Archiwum 09 stycznia 2004


sty 09 2004 Za dobre chęci, ludzie cię z błotem zmieszają!...
Komentarze: 5

Muszę pamiętać,by już nigdy nie być szczerym, nigdy nikomu nie pomagać i w ogóle nie mieć dobrych chęci.Za to ludzie nieźle mogą obrobić ci tylek. Wysztarczy, ze prawda im się nie spodoba i już. Wszyscy znajomi z mego miasta są podjudzani przez ową osobę  przeciw mnie. Jestem się najgorszą podstępną i wredna istotą. Nie. Koniec z tym. Moje serce zostalo przebite kolkiem wbitym przez Sandrę. Krwawi i już się nie zagoi. Nigdy juz nie bede chciala nikomu pomóc, bo nie chcę potem znów siedzieć sama i w ciemnościach przelykać lzy.

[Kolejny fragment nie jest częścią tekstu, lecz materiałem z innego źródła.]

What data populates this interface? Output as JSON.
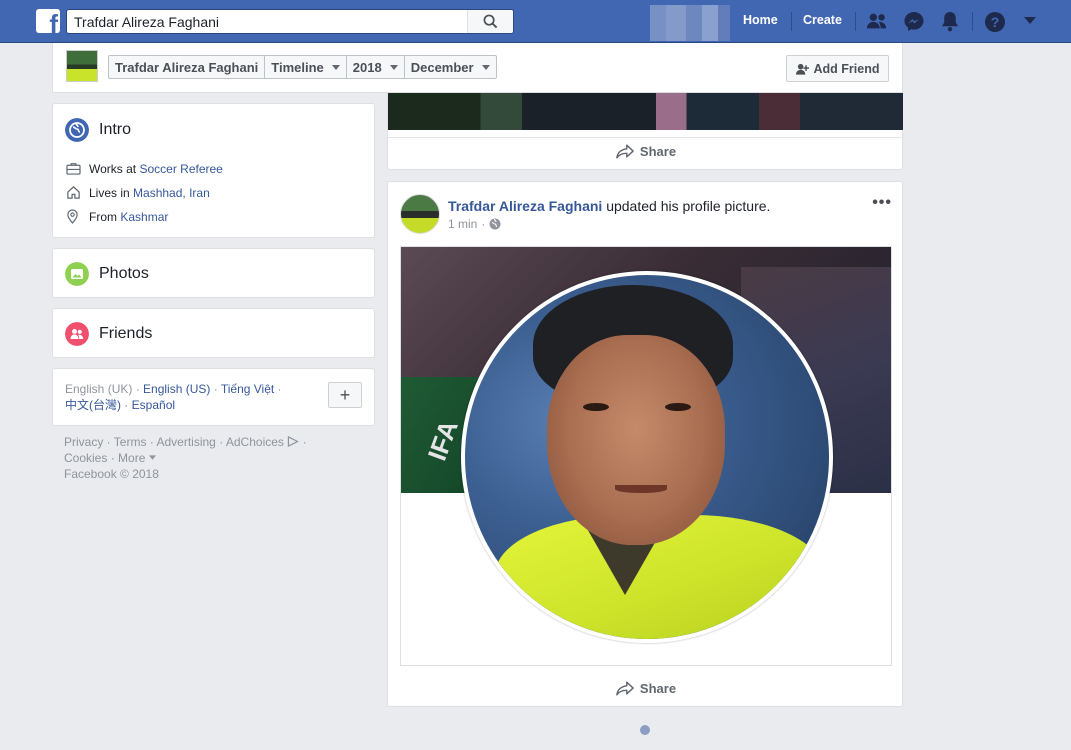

Dlaczego ludzka rasa jest tak falszywa i wredna. Bede żyla sama i już nigdy nie dopuszczę nikogo tak blisko mojego serca, bo następny cios mnie zabije.Zostanę samotnym lowcą. Bede lowic swoje szczescie mysląc tylko o sobie. Zamykam się wewnątrz mego serca. To koniec. Moj stary swiat lezy w gruzach. Moje miasto jest dla mnie koszmarem. Kiedy tu jestem, budzą się koszmary mojej duszy. Chcę się stad wynieśc.Do Gdyni. Do prawdziwego domu. Robi mi się niedobrze, gdy patrzę na Rumskie kąty. To miasto koszmarów.Miasto cierpienia. A mojego ziemskiego aniola moge spotkać tylko w Gdyni, a jej uśmiech i cieply okrzyk ogrzewają mi serce. Jest moim promyczkiem swiatlosci w tym świecie. Zawsze jest przy mnie gdy potrzebuje i musze się komus zwierzyć. Czesto jestem o nią zazdrosna, bo się boje ze ją stracę i pogrąze się w pustce. W pustce, nie w ciemności. Ciemność jest dobra. Ciemność jest kochająca. Ciemnośc jest czernią. A czerń jest kolorem mojego wiecznie uśmiechniętego, radosnego ziemskiego aniola.Kocham wszystkie moje aniolki z IA.Wszystkie.Monię, Afrykańskie Wiewiórki, Krzysia, Jacka, Michala. Wszystkich. Bez njich mój świat byby niczym. Ale tylko ona jest szczególna. Ona mnie rozumie.Ona zna moje wszystkie tajemnice. To tobie dedykuję swoją egzystencję, moja droga, kochana Ri.